Fresh, local ingredients are always good. All of the neighborhoods, buildings, institutions, and pieces of art in this mystery are real. Most can be found in Chicago. The Farmer Museum, however, wears a disguise. When writing about it, I imagined The Isabella Stuart Gardner Museum, in Boston, Massachusetts. The structure and art collection are just about identical; the thirteen stolen pieces are, sadly, the same. They can be seen on the FBI site, www.fbi.gov/about-us/investigate/vc_majorthefts/arttheft/isabella or on the Gardner Museum site, at www.gardnermuseum.org/resources/theft.

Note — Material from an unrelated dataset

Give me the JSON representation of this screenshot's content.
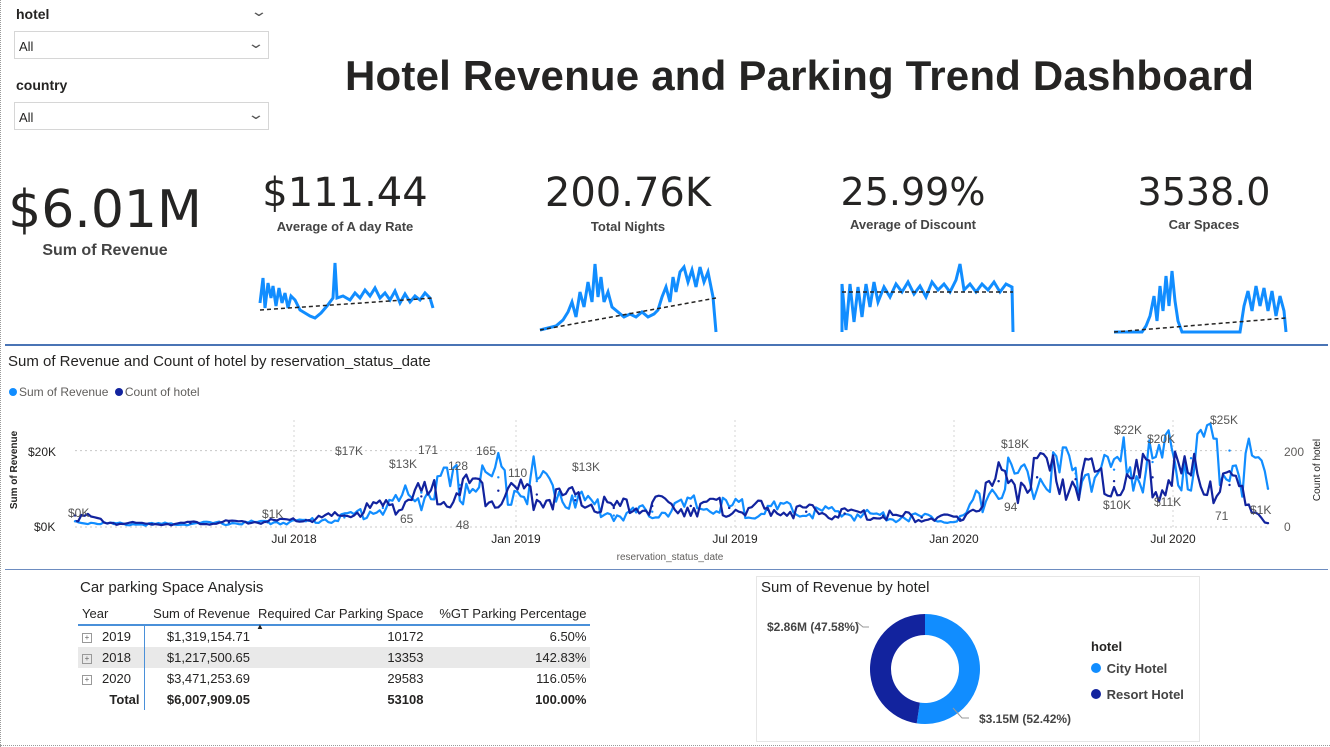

The real crime occurred in the early hours of March 18, 1990; the art has now been missing for an astounding and tragic twenty-five years. My hope is that someone will read this book and lose their heart — perhaps all over again! — to the missing art. Who’s to say what magic or which dreams might help in recovering it?
Sarah Chase Farmer and Isabella Stuart Gardner have much in common, but Mrs. Farmer’s book, The Truth About My Art, is her own. I have hijacked the marvelous 1894 Anders Zorn portrait, Isabella Stuart Gardner in Venice — it appears in Pieces and Players as a portrait of Sarah Chase Farmer in Chicago.
Ulrich Boser’s excellent book, The Gardner Heist, provides a wealth of information about the unsolved Gardner Museum theft and the long, frustrating search for these missing treasures.
There are elements of this story that might remind readers of the 1990s struggle surrounding the Barnes Foundation, in Philadelphia. The art world is never at a loss for drama and disagreement, which is part of its power and charm.
The two volumes of Mother Goose rhymes that are referenced in this story are The Real Mother Goose (Scholastic, 1994) and The Annotated Mother Goose, William S. and Ceil Baring-Gould (Bramhall House, 1962).
All characters in this story are fictitious; they do what they do, and I do my best to keep up.